In the present study, we investigated the potential use of VEGF serum values as a diagnostic test for early stage ovarian cancer and its combination with CA125 serum values as a screening approach with higher sensitivity to differentiate ovarian cancer from ovarian cyst. We found VEGF serum levels were significantly higher in patients with early stage ovarian cancer compared to those with ovarian cyst; as well as to postoperative cancer patients. In this study, by considering a 100 % specificity for each test, we eliminated any false positive results among women with ovarian cyst to achieve a combined screening test for detecting about third-fourth of patients with early epithelial ovarian cancer.

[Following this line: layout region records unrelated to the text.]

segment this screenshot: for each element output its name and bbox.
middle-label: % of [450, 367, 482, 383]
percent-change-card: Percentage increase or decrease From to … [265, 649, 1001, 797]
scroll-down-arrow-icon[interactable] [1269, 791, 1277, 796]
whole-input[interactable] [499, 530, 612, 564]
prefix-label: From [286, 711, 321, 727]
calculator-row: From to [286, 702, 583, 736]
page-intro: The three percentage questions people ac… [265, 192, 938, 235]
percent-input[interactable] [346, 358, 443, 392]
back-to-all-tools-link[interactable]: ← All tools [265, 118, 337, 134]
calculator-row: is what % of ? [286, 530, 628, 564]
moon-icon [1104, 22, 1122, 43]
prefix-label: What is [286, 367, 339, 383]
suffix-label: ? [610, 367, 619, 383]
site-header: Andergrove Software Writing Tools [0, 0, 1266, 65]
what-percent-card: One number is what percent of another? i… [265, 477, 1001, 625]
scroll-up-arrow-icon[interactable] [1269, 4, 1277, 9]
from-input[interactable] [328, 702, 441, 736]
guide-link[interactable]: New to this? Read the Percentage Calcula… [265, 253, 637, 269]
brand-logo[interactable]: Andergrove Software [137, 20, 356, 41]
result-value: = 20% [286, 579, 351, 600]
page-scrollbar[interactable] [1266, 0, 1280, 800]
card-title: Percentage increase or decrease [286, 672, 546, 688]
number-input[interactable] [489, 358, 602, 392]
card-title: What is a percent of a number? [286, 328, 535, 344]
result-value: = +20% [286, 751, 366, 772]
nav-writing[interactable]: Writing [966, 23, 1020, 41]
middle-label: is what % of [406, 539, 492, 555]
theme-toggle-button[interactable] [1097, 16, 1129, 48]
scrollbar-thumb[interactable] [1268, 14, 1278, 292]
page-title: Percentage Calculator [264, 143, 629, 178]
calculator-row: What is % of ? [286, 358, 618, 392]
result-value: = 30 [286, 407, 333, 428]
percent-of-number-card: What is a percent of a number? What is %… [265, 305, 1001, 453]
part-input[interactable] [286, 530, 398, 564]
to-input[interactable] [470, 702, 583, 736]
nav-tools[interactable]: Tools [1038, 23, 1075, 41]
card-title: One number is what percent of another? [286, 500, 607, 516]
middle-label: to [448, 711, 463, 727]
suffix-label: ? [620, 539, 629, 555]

These results confirm our hypothesis that VEGF serum value is a useful diagnostic test for detection of early stage ovarian cancer. This test enhances the sensitivity and specificity of CA125 for screening early stage epithelial ovarian cancer and differentiating these neoplasms with ovarian cyst. However, the small sample size of 30 patients in each arm and the lack of healthy aged-matched control arm limit the power of our study.

Further large-scale studies are warranted to further examine the accuracy of VEGF alone and in combination with CA125 or others biomarker for early detection and screening of ovarian cancer.

Conclusion

This study indicates that VEGF serum value is a potential useful biomarker in epithelial ovarian cancer. It has a higher sensitivity compared to CA125 in early stage ovarian cancer. The addition of VEGF serum value improves the specificity and the sensitivity of CA125 to detect early stage epithelial ovarian cancers, and to differentiate these neoplasms from ovarian cyst.